Wonder Boy by Ross Willis

Matthew Nichols
Sunday, May 1, 2022

'This play is a treat, exploring the world of Sonny and his stammer'

Wonder Boy
Wonder Boy

I remember the time, two years ago, as the world slid into the first Covid lockdown and schools closed alongside theatres, it started to dawn on the drama teaching community that not only were we in this for the long haul, but that when things started up again we were going to be craving brilliant new theatre. Ross Willis’ glorious new play Wonder Boy is that play; a wholly original voice and a script which is ripe for discovery in the classroom.

The play itself, recently staged at Bristol Old Vic in a production by Sally Cookson, gives us the heart-breaking and heroic protagonist Sonny. He's twelve and an entirely typical boy on the verge of adolescence, apart from having a stammer. Words, vowels, language – it's all a terrifying prospect for Sonny and the situation only becomes more frightening when imposing headteacher Miss Wainwright casts Sonny in the school production of Hamlet. So far so good, but where the play really expands is in the meta world where Sonny creates his very own superhero (Captain Chatter) to help with his stammer.

To say any more would be to spoil the rich joys that reveal themselves as the play unfolds. While it's been a real treat to read and discover the play, how I wish I'd seen Cookson's production; I hope it has a life beyond its Bristol debut. There are some wild (in a good way) stage directions and pages of creative challenges which provide a wealth of opportunity for theatre makers as well as teachers and students discovering this play in the drama studio. As an example, four pages of seemingly random letters, labelled ‘a sea of letters’, provides us with a glimpse into Sonny's world which could be a springboard for an entire half term's work in the drama studio.

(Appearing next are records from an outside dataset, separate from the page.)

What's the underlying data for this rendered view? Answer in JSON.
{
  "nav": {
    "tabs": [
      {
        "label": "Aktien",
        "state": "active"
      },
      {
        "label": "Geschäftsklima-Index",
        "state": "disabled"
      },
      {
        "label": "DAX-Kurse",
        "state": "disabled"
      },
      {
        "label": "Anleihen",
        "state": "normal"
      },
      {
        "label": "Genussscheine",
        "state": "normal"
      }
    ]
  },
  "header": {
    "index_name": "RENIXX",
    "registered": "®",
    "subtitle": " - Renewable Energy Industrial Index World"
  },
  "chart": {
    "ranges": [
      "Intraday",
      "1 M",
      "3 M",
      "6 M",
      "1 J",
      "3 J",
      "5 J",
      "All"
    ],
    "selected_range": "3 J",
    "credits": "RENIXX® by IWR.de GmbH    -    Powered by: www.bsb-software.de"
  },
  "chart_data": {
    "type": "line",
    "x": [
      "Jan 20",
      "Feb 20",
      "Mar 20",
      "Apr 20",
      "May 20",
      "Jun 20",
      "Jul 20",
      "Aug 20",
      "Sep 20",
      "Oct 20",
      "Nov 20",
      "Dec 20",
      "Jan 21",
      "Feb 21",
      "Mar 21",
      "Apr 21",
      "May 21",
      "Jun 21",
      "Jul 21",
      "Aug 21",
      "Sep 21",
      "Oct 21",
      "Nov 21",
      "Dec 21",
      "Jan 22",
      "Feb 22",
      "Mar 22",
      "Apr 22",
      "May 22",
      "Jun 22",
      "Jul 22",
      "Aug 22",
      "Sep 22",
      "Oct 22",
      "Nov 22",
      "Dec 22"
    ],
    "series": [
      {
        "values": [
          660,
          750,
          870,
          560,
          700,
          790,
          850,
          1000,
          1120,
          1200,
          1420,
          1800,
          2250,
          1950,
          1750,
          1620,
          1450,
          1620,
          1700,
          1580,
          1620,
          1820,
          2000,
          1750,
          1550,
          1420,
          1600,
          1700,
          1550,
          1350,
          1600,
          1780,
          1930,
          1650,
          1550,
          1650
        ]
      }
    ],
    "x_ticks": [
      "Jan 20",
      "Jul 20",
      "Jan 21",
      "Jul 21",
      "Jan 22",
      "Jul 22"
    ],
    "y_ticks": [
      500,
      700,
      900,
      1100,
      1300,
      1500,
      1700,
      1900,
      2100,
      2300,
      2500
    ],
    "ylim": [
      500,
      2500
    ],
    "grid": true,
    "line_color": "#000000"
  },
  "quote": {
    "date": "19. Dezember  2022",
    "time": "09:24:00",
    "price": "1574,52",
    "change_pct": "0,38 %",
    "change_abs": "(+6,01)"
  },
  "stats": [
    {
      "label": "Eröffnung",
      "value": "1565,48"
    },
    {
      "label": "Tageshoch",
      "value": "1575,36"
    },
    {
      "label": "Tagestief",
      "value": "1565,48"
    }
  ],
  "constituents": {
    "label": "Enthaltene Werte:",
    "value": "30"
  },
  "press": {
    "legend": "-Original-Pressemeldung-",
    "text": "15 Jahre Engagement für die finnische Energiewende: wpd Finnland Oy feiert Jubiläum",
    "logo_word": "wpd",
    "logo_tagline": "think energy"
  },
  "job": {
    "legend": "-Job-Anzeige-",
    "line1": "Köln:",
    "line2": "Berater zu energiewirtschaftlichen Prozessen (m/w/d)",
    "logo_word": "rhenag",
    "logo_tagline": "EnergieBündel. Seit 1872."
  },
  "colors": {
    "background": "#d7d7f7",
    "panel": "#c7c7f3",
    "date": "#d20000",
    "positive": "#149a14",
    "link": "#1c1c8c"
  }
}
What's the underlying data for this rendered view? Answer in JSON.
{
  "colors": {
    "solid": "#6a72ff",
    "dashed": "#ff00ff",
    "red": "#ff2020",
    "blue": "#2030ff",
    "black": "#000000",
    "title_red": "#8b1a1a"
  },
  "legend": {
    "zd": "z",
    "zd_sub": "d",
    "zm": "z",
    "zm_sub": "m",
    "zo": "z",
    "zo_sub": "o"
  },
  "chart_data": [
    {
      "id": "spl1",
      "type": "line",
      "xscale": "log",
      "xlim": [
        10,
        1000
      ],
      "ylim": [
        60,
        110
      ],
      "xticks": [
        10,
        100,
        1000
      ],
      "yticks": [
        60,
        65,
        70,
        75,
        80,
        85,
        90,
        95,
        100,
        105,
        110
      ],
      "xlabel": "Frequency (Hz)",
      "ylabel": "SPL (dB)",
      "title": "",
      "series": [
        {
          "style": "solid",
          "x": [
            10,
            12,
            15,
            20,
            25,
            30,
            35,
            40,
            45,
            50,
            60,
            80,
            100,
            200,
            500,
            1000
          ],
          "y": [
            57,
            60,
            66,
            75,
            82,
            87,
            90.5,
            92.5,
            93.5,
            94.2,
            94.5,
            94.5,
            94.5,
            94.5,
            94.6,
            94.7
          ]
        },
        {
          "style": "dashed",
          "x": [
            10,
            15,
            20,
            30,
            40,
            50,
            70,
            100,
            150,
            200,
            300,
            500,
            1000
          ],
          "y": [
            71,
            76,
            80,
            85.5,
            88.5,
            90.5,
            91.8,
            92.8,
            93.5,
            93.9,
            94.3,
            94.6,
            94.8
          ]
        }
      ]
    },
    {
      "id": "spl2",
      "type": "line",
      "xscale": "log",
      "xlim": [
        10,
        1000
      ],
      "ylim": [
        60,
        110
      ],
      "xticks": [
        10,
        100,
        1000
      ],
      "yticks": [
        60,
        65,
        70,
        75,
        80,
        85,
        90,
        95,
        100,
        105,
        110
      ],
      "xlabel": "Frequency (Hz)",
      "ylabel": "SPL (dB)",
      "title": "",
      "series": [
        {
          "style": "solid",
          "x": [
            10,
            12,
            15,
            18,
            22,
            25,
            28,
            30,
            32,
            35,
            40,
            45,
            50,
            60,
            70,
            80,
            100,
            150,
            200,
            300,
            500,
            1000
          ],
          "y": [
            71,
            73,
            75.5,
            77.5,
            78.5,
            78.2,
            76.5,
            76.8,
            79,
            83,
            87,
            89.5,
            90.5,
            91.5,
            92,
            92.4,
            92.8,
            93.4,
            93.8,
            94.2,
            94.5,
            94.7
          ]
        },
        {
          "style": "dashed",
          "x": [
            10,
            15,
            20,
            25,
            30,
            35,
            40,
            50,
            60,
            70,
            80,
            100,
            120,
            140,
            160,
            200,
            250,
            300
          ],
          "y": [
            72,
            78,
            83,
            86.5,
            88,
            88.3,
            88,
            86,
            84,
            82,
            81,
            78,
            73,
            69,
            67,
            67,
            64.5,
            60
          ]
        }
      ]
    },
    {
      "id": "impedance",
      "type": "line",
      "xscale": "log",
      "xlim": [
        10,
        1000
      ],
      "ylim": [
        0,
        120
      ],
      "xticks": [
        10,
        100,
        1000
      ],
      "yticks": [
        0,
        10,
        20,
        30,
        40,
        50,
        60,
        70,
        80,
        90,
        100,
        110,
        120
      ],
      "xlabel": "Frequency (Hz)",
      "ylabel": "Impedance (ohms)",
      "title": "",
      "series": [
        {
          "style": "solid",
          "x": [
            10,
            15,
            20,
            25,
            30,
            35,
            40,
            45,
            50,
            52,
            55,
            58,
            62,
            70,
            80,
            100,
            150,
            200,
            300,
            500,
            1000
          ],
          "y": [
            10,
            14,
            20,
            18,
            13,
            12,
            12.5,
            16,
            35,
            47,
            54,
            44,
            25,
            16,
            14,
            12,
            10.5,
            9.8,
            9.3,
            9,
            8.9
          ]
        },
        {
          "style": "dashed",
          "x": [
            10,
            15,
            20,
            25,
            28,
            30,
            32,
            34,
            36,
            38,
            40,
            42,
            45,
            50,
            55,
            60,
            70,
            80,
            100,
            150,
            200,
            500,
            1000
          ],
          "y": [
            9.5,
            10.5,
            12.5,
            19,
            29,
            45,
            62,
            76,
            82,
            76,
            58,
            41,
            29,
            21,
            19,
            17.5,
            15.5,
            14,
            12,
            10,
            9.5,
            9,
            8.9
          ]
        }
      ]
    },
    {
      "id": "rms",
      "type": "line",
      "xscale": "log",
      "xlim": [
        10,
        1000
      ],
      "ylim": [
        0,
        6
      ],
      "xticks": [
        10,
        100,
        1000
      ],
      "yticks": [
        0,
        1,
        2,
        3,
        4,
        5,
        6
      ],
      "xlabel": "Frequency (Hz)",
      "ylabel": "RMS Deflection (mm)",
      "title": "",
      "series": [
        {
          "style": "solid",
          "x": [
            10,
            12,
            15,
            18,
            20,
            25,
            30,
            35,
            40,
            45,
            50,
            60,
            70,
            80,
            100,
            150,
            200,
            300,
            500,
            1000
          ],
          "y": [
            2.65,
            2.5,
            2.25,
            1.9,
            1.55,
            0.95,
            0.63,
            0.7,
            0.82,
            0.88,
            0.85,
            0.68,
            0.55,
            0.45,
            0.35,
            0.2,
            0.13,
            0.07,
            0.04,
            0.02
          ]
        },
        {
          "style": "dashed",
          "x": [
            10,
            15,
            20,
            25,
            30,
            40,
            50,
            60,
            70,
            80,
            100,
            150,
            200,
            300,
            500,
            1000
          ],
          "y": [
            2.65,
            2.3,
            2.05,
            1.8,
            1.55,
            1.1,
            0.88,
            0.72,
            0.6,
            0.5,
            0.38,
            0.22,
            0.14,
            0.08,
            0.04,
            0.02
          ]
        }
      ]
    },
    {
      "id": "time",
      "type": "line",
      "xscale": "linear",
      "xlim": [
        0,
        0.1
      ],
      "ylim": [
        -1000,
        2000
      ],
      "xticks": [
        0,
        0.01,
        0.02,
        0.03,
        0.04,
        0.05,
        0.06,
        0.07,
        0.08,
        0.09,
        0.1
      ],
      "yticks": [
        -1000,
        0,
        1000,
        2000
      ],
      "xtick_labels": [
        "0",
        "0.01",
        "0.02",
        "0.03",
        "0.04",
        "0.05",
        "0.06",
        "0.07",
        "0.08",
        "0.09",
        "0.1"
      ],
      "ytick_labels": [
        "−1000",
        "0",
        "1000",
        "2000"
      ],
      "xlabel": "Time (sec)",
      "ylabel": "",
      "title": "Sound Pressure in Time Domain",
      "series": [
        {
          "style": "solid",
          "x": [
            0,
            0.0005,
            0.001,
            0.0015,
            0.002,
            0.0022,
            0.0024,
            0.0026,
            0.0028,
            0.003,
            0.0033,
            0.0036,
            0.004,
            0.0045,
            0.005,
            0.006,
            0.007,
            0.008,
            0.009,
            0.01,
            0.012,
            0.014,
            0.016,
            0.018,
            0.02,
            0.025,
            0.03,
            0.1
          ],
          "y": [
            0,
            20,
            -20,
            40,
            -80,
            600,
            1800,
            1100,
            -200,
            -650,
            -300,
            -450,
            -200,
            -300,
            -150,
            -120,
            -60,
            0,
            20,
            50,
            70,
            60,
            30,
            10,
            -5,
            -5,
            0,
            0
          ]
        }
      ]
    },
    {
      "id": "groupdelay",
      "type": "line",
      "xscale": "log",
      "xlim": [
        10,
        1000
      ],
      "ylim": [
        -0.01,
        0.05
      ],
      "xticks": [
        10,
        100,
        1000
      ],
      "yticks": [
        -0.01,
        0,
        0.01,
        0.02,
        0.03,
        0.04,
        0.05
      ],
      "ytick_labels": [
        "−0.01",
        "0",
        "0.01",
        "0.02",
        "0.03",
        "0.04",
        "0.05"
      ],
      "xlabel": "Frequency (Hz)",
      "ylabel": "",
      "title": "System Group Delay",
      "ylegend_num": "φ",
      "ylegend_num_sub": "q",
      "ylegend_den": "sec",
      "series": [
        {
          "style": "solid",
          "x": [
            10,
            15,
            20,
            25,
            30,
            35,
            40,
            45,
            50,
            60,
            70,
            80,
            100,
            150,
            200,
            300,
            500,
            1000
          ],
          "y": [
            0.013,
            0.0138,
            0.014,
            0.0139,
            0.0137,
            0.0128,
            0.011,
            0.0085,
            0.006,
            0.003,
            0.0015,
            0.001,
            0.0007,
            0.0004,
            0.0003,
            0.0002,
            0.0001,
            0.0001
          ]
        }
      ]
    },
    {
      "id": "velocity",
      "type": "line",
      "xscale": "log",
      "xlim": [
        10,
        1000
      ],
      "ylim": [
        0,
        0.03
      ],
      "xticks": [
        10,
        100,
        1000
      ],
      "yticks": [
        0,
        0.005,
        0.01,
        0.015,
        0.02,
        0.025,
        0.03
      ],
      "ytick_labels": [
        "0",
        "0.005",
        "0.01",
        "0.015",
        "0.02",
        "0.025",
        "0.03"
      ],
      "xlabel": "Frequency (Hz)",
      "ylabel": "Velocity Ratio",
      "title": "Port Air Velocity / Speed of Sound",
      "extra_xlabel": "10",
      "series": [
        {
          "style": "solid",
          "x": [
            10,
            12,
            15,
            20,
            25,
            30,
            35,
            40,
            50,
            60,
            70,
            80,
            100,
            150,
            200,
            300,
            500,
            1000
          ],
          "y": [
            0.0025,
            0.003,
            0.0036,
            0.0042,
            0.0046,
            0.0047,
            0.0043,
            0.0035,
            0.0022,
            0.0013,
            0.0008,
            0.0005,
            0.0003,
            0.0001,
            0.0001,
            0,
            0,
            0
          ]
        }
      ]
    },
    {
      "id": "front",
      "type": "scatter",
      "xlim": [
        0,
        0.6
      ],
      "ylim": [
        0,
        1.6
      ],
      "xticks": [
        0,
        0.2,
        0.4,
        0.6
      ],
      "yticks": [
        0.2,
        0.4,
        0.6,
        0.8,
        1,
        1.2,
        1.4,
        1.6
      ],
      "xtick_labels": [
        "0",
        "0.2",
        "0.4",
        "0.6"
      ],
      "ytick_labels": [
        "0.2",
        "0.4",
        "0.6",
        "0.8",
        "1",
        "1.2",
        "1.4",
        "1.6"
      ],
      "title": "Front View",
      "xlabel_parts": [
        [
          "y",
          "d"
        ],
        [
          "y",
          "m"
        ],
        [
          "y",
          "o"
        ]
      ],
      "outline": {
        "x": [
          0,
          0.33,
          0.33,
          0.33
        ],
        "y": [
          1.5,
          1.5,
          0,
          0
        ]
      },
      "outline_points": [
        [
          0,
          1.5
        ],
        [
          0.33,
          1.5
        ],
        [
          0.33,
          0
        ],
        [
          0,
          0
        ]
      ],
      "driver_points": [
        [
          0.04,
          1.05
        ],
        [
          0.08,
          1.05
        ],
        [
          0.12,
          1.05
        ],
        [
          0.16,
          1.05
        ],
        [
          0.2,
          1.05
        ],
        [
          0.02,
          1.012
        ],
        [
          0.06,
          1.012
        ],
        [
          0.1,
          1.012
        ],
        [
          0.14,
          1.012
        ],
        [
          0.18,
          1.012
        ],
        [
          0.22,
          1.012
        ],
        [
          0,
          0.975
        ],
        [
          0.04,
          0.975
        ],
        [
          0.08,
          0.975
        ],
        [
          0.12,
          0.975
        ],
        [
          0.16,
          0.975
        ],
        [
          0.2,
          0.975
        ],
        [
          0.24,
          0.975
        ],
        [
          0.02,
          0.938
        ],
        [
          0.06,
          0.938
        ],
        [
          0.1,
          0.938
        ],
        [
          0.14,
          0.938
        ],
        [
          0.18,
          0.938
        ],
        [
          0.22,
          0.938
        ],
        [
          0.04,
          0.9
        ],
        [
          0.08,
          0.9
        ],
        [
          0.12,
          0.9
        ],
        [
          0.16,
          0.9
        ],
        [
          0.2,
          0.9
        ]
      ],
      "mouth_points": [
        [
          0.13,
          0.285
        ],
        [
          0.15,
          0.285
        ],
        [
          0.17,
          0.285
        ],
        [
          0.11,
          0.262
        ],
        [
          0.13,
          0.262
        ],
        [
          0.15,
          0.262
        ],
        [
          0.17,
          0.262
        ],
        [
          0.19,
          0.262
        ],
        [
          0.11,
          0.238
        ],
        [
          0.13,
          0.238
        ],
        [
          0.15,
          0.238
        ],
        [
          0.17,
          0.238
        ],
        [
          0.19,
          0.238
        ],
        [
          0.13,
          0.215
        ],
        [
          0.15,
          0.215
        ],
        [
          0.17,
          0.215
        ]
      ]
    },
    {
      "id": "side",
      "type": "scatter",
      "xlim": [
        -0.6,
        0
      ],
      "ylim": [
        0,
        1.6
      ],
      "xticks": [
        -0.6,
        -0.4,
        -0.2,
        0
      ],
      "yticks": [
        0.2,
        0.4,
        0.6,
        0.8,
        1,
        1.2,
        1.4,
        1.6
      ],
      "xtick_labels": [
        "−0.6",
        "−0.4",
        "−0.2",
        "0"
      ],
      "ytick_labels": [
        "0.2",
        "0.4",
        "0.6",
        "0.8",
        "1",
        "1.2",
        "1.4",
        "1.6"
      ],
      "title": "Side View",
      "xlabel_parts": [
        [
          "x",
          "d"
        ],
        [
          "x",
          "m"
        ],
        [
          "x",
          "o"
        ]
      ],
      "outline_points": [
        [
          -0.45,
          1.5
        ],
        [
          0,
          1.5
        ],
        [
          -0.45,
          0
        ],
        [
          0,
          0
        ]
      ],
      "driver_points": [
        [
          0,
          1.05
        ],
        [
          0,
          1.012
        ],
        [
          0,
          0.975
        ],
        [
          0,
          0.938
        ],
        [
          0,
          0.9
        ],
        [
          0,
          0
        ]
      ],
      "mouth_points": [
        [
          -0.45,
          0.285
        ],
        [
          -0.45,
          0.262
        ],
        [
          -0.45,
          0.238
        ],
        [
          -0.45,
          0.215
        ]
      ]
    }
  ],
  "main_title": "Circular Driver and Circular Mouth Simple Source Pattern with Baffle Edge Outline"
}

This is a play that I will definitely be incorporating into my own teaching, and I can't recommend it highly enough to drama teachers everywhere. This is fantastic writing and would be suited to (probably) Year 9 and above. It's worth noting that there is some strong language in the play, but don't let this put you off. There is so much in this play to make you feel inspired, reenergised and ready to introduce it to your students.